Strong negative magnetoresistance and hopping transport in graphenized nematic aerogels

TL;DR

This study investigates the magnetoresistance and transport mechanisms in nematic aerogels coated with graphene, revealing weak localization effects, electron-electron interactions, and hopping transport depending on carbon content.

Contribution

It provides new insights into the magnetotransport properties of graphenized nematic aerogels, highlighting the transition from weak localization to hopping mechanisms with varying carbon content.

Findings

Negative magnetoresistance consistent with weak localization

Transition from two-dimensional to one-dimensional localization at low temperatures

Hopping transport observed in low carbon content samples

Abstract

The transport properties of nematic aerogels, which consist of oriented mullite nanofibers coated with a graphene shell, were studied. It is shown that the magnetoresistance of this system is well approximated by two contributions - negative one, described by the formula for systems with weak localization , and positive contribution, linear in the field and unsaturated in large magnetic fields. The behavior of phase coherence length on temperature obtained from the analysis of the negative contribution indicates the main role of the electron-electron interaction in the destruction of phase coherence and, presumably, the transition at low temperatures from a two-dimensional weak localization regime to a one-dimensional one. The positive linear contribution to magnetoresistance is apparently due to the inhomogeneous distribution of the local carrier density in the conductive medium.
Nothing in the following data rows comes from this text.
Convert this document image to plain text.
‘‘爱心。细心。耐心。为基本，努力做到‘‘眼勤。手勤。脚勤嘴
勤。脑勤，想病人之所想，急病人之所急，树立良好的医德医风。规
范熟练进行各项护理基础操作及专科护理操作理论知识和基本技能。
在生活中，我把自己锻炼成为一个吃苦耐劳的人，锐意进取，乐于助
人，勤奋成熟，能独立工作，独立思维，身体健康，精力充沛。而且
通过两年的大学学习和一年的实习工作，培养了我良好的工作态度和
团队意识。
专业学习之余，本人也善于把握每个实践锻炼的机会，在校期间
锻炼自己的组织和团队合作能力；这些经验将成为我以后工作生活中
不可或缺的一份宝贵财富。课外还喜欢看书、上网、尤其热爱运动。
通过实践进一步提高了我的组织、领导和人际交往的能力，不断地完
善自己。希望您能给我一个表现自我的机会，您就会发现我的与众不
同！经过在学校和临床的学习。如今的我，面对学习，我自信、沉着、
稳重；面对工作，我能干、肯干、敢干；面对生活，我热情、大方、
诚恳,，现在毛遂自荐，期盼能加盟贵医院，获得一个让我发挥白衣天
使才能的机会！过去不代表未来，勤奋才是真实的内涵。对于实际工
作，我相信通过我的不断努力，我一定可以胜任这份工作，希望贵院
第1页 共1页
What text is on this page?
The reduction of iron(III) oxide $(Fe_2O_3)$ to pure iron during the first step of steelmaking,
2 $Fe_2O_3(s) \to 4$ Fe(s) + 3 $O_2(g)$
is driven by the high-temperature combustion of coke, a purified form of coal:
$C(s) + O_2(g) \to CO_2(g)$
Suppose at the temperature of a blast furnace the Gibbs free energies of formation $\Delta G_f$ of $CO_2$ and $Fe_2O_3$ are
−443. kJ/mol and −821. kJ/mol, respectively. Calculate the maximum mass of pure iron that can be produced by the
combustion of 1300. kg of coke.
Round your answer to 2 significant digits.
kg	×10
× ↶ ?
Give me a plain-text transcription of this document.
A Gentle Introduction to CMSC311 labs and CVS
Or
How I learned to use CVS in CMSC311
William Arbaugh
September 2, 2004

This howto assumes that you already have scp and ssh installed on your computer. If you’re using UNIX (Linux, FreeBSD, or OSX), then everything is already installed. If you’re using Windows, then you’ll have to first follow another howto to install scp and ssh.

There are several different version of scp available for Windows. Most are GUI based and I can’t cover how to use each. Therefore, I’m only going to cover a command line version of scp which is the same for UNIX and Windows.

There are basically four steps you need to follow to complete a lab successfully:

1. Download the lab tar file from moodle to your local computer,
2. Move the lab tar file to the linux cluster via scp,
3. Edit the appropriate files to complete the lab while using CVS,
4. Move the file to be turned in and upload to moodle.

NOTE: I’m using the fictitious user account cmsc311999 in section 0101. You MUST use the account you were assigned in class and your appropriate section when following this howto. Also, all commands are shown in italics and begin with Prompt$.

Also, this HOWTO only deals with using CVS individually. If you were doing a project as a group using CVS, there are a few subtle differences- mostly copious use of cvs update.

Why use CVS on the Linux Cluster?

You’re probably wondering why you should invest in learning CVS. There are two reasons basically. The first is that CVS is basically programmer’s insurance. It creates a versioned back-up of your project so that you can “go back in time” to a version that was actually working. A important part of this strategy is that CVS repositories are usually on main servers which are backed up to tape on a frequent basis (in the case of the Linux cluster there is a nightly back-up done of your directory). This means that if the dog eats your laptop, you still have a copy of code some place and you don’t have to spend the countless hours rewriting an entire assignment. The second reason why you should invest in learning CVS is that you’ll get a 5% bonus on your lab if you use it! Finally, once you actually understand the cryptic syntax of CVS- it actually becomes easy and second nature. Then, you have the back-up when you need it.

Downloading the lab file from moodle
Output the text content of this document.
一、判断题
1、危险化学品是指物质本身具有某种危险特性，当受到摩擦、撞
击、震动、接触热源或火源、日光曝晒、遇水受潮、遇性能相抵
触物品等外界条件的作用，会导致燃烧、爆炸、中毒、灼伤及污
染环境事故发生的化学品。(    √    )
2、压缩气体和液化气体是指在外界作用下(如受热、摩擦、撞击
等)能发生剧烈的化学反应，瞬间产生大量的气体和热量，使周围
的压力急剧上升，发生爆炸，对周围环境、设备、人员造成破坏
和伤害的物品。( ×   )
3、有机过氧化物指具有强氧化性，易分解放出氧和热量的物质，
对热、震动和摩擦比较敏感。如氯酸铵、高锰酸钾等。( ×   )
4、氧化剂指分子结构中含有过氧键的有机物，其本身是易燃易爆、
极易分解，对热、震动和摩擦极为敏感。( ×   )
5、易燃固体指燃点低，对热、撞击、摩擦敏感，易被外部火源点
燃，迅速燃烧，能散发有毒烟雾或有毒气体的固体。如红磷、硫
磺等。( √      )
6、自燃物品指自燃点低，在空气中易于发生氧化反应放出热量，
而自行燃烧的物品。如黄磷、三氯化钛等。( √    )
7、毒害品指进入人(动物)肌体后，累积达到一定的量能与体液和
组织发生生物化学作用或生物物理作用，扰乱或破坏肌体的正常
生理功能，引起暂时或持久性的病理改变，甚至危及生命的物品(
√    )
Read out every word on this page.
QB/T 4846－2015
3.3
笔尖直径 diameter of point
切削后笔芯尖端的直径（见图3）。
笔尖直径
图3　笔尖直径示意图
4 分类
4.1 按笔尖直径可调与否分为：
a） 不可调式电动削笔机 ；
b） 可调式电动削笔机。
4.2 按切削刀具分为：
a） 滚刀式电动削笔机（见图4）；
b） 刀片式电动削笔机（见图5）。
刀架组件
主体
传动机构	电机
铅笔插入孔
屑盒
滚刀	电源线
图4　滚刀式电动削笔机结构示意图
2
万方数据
It has also been established that the temperature dependence of the resistance for graphenized aerogels with a low carbon content, when the graphene coating is apparently incomplete, can be represented as the sum of two contributions, one of which is characteristic of weak localization, and the second is described by hopping mechanism corresponding to the Shklovskii-Efros law in the case of a granular conductive medium. For samples with a high carbon content, there is no second contribution.